In contrast, the median PFS and OS with subsequent AA treatment in the present study was 3.4 and 9.1 months, which is comparable to the PFS and OS of enzalutamide previously reported as a second AR-targeting agent after AA failure. A recent published retrospective analysis based on US claims database indicates that only 30–40 % of mCRPC patients can receive docetaxel treatment in the real world [24]. Collectively, our results and real world data suggest that AA followed by enzalutamide, or the reverse sequence, has the potential to be an alternative treatment option for patients unfit for docetaxel based chemotherapy. However, in order to be a reliable treatment option, larger prospective studies need to be conducted for validation.

The present investigation also revealed another important finding that the outcomes, such as PSA changed and PFS duration with previous enzalutamide treatment could not predict subsequent outcomes with AA treatment. From the correlation analysis of present study, no significant correlations were observed in not only the PSA responses but also PFS durations. These results from our investigation suggest that the PSA response and PFS duration to a prior enzalutamide treatment might not be useful to selecting patients for subsequent treatment.

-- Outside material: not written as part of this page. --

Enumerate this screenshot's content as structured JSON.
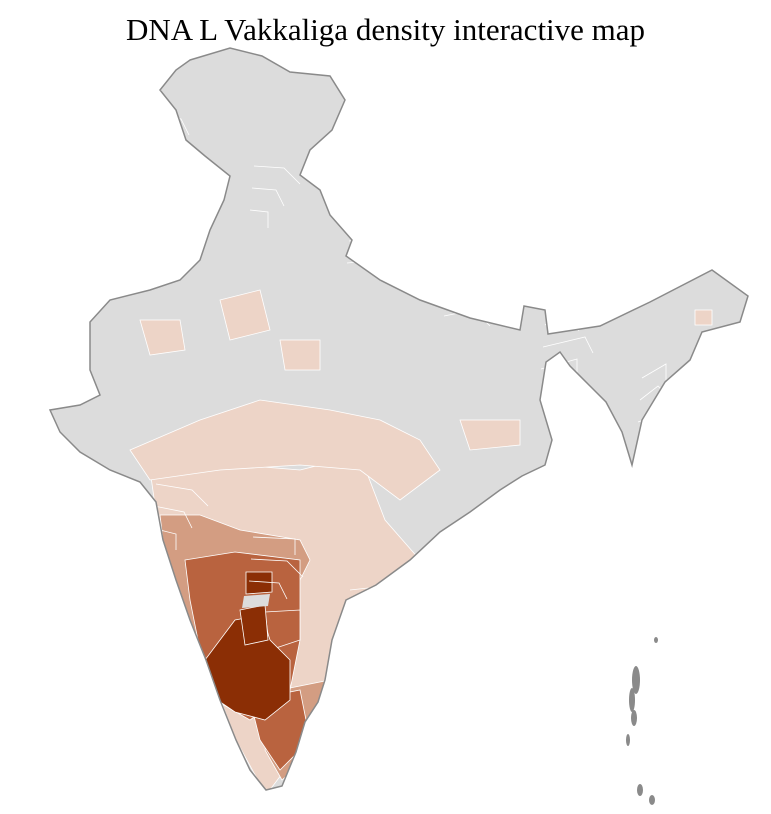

Several potential limitations exist in the present study. Firstly the cohort used was small with only 14 patients, and therefore, our analysis may be potentially underpowered. Secondly, the present investigation include only patients who had short PFS with enzalutamide treatment, thus, our results might not be reflective of the general mCRPC patients. Thirdly, this is a retrospectively designed study. Finally, the timing of the initiation of AA treatment, and definition of disease progression were not uniform, but determined on individual physicians. Thus, scanning intervals and scanning devices during enzalutamide and AA treatment varied among patients. However, these procedures were similar to those of real-world clinical practice. Therefore, we assume that the results from present study will become useful references in daily clinical practice, especially for patients who do not have a suitable general condition for docetaxel based chemotherapy initiation.

Conclusions

Our investigation revealed that the PSA response to subsequent AA treatment in chemotherapy-naïve, and enzalutamide refractory mCRPC patients was modest. However, the PFS and OS was comparable to those of enzalutamide previously reported as a second AR-targeting agent after AA failure. The PSA response and PFS duration to previous enzalutamide treatment couldn`t predict the efficacy of subsequent AA treatment. These findings require validation in a larger prospective trial.